Ce magistrat a rendu compte des plaidoiries dans le délibéré de la Cour, composée de :
Monsieur Marcel FOULON, Président
Monsieur Renaud BLANQUART, Conseiller
Madame Michèle GRAFF-DAUDRET, Conseillère
Greffier, lors des débats : Mme X Y
ARRET :
— Contradictoire
— rendu par mise à disposition de l’arrêt au greffe de la Cour, les parties en ayant été préalablement avisées dans les conditions prévues au deuxième alinéa de l’article 450 du code de procédure civile.
— signé par Monsieur Marcel FOULON, président, qui a remis la minute à Madame Z A pour signature.
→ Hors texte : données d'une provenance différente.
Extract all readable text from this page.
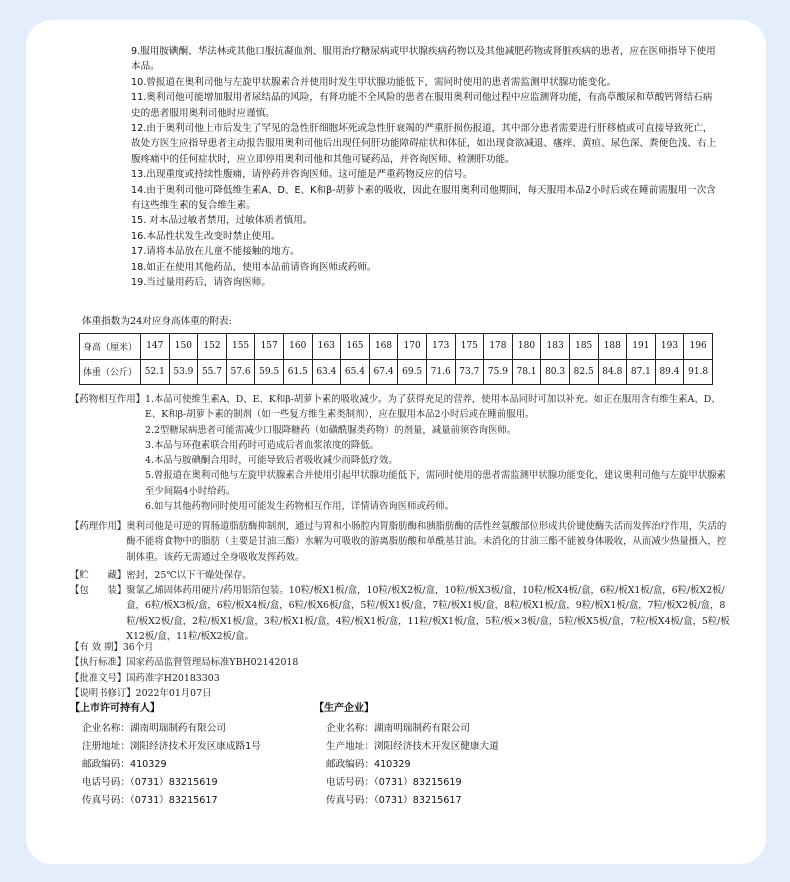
9.服用胺碘酮、华法林或其他口服抗凝血剂、服用治疗糖尿病或甲状腺疾病药物以及其他减肥药物或肾脏疾病的患者，应在医师指导下使用本品。

10.曾报道在奥利司他与左旋甲状腺素合并使用时发生甲状腺功能低下，需同时使用的患者需监测甲状腺功能变化。

11.奥利司他可能增加服用者尿结晶的风险，有肾功能不全风险的患者在服用奥利司他过程中应监测肾功能，有高草酸尿和草酸钙肾结石病史的患者服用奥利司他时应谨慎。

12.由于奥利司他上市后发生了罕见的急性肝细胞坏死或急性肝衰竭的严重肝损伤报道，其中部分患者需要进行肝移植或可直接导致死亡，故处方医生应指导患者主动报告服用奥利司他后出现任何肝功能障碍症状和体征，如出现食欲减退、瘙痒、黄疸、尿色深、粪便色浅、右上腹疼痛中的任何症状时，应立即停用奥利司他和其他可疑药品，并咨询医师、检测肝功能。

13.出现重度或持续性腹痛，请停药并咨询医师。这可能是严重药物反应的信号。

14.由于奥利司他可降低维生素A、D、E、K和β-胡萝卜素的吸收，因此在服用奥利司他期间，每天服用本品2小时后或在睡前需服用一次含有这些维生素的复合维生素。

15. 对本品过敏者禁用，过敏体质者慎用。

16.本品性状发生改变时禁止使用。

17.请将本品放在儿童不能接触的地方。

18.如正在使用其他药品，使用本品前请咨询医师或药师。

19.当过量用药后，请咨询医师。

体重指数为24对应身高体重的附表:
身高（厘米）	147	150	152	155	157	160	163	165	168	170	173	175	178	180	183	185	188	191	193	196
体重（公斤）	52.1	53.9	55.7	57.6	59.5	61.5	63.4	65.4	67.4	69.5	71.6	73.7	75.9	78.1	80.3	82.5	84.8	87.1	89.4	91.8
【药物相互作用】 1.本品可使维生素A、D、E、K和β-胡萝卜素的吸收减少。为了获得充足的营养，使用本品同时可加以补充。如正在服用含有维生素A、D、E、K和β-胡萝卜素的制剂（如一些复方维生素类制剂），应在服用本品2小时后或在睡前服用。
2.2型糖尿病患者可能需减少口服降糖药（如磺酰脲类药物）的剂量，减量前须咨询医师。
3.本品与环孢素联合用药时可造成后者血浆浓度的降低。
4.本品与胺碘酮合用时，可能导致后者吸收减少而降低疗效。
5.曾报道在奥利司他与左旋甲状腺素合并使用引起甲状腺功能低下，需同时使用的患者需监测甲状腺功能变化，建议奥利司他与左旋甲状腺素至少间隔4小时给药。
6.如与其他药物同时使用可能发生药物相互作用，详情请咨询医师或药师。
【药理作用】 奥利司他是可逆的胃肠道脂肪酶抑制剂，通过与胃和小肠腔内胃脂肪酶和胰脂肪酶的活性丝氨酸部位形成共价键使酶失活而发挥治疗作用，失活的酶不能将食物中的脂肪（主要是甘油三酯）水解为可吸收的游离脂肪酸和单酰基甘油。未消化的甘油三酯不能被身体吸收，从而减少热量摄入，控制体重。该药无需通过全身吸收发挥药效。
【贮　　藏】 密封，25℃以下干燥处保存。
【包　　装】 聚氯乙烯固体药用硬片/药用铝箔包装。10粒/板X1板/盒，10粒/板X2板/盒，10粒/板X3板/盒，10粒/板X4板/盒，6粒/板X1板/盒，6粒/板X2板/盒，6粒/板X3板/盒，6粒/板X4板/盒，6粒/板X6板/盒，5粒/板X1板/盒，7粒/板X1板/盒，8粒/板X1板/盒，9粒/板X1板/盒，7粒/板X2板/盒，8粒/板X2板/盒，2粒/板X1板/盒，3粒/板X1板/盒，4粒/板X1板/盒，11粒/板X1板/盒，5粒/板×3板/盒，5粒/板X5板/盒，7粒/板X4板/盒，5粒/板X12板/盒，11粒/板X2板/盒。
【有 效 期】 36个月
【执行标准】 国家药品监督管理局标准YBH02142018
【批准文号】 国药准字H20183303
【说明书修订】 2022年01月07日
【上市许可持有人】
企业名称：湖南明瑞制药有限公司
注册地址：浏阳经济技术开发区康成路1号
邮政编码：410329
电话号码：（0731）83215619
传真号码：（0731）83215617
【生产企业】
企业名称：湖南明瑞制药有限公司
生产地址：浏阳经济技术开发区健康大道
邮政编码：410329
电话号码：（0731）83215619
传真号码：（0731）83215617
Par acte du 1er mars 1997, la SCI ROYALE a donné à bail à usage commercial à la SARL LE MAHARAJA ( plus loin 'la société MAHARAJA’ ) un local situé 11 place Denecourt à Fontainebleau. La SARL BACCHUS ( plus loin 'la société BACCHUS’ ) a fait assigner cette dernière à raison de loyers impayés.
Par ordonnance du 22 octobre 2008, le juge des référés du Tribunal de grande instance de Fontainebleau a :
— accordé rétroactivement à la société MAHARAJA un délai de paiement,
— constaté que, dans ce délai, elle s’était acquittée des causes du commandement de payer,
— dit que la clause résolutoire était réputée ne pas avoir joué,
— rejeté la demande de la société BACCHUS tendant à voir constater la résiliation du bail,
— condamné la société MAHARAJA à payer à la société BACCHUS une indemnité de 400 € au titre de l’article 700 du CPC,
— rejeté les autres demandes,
— condamné la société MAHARAJA au dépens, comprenant le coût du commandement de payer.
Le 7 novembre 2008, la société BACCHUS a interjeté appel de cette décision.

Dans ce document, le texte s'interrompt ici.